3. Using multimedia messages (MMS) to exploit
With this method, the adversary requires your phone number. They then send you an MMS with an infected MP4 file. When the file is downloaded, the hacker remotely executes malicious code on your Android device that can result in the compromise of your private information or loss of data.
And because users get a preview of any message received over the air on all the newest versions of Android OS, this means that the attached malicious file is downloaded automatically. In addition, apps like Hangouts have an auto-retrieve feature. This increases the severity of the threat as it doesn’t require users to take any action to be exploited.
Essentially, the adversary can just send the message, trigger the code and wipe the trace while the victim is sleeping (the message can be deleted even before the user sees it). The next day, the user continues using his/her affected phone without knowing about the compromise.
How can I protect my Android device from stagefright attacks?
Google has patched the bug in the latest release of Android OS. However, a large number of Android users have an older version of Android, so it is up to their devices’ manufacturers to safeguard the devices against StageFright.
Since it sometimes takes manufacturers a long time to release patches, here is a list of things users can do to reduce their risk exposure to StageFright vulnerability.

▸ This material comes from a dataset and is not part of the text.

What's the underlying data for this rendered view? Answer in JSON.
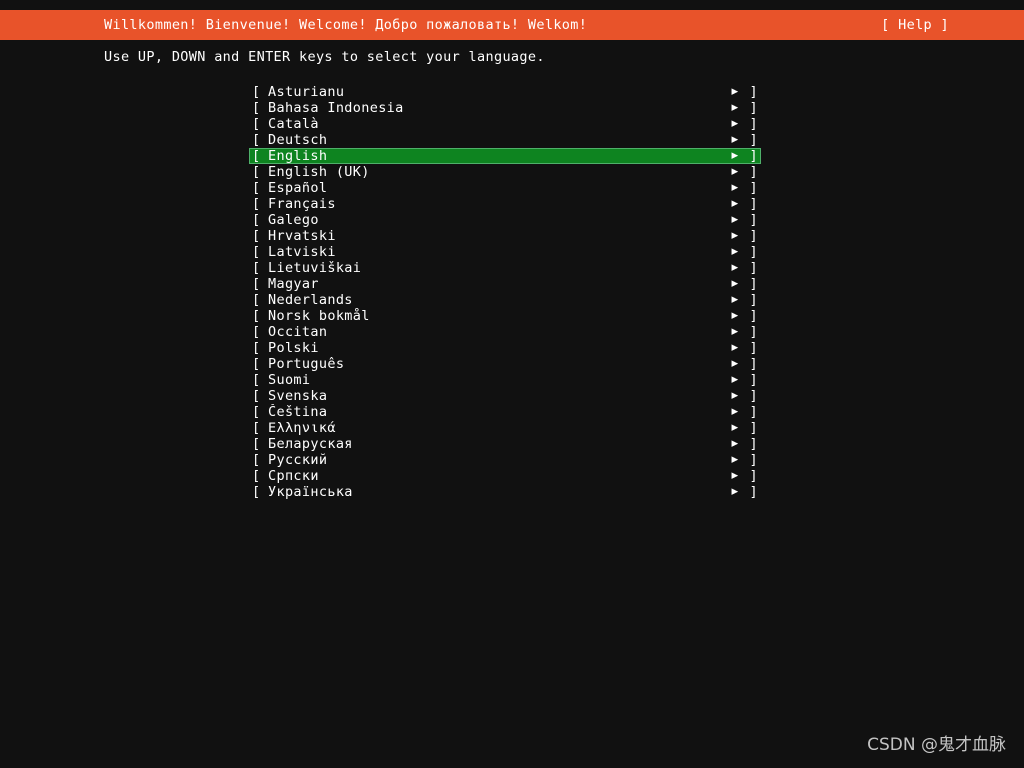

- Disable mms auto-retrieval: Users can find this option in message settings. Once disabled, MP4s won’t download automatically — they will require the user to tap a placeholder or a similar element. Therefore, there’s no risk unless the user opts to download the MMS.
- Install apps from the official Play Store: Instead of downloading apps via third-party websites, users should look for their official Play Store versions. It’s also a good idea to read app reviews before proceeding with the installation.
- Be vigilant when visiting web pages: Do not click or open suspicious links on the Internet. Click-bait titles may tempt you into downloading attachments, but it’s always smart to run a self-diagnosis of the site before taking an action. Does it look legit? Does a similar site also require you to download attachments? Answering questions like these will enable you to make an informed decision.
Android 7.0 Nougat came with a rebuilt media playback system that’s designed to protect against the StageFright family of exploits. However, several device owners are running the old Android OS with an outdated media server. Hence, the above-mentioned preventive measures are more of a necessity than an option when it comes to protecting Android against StageFright.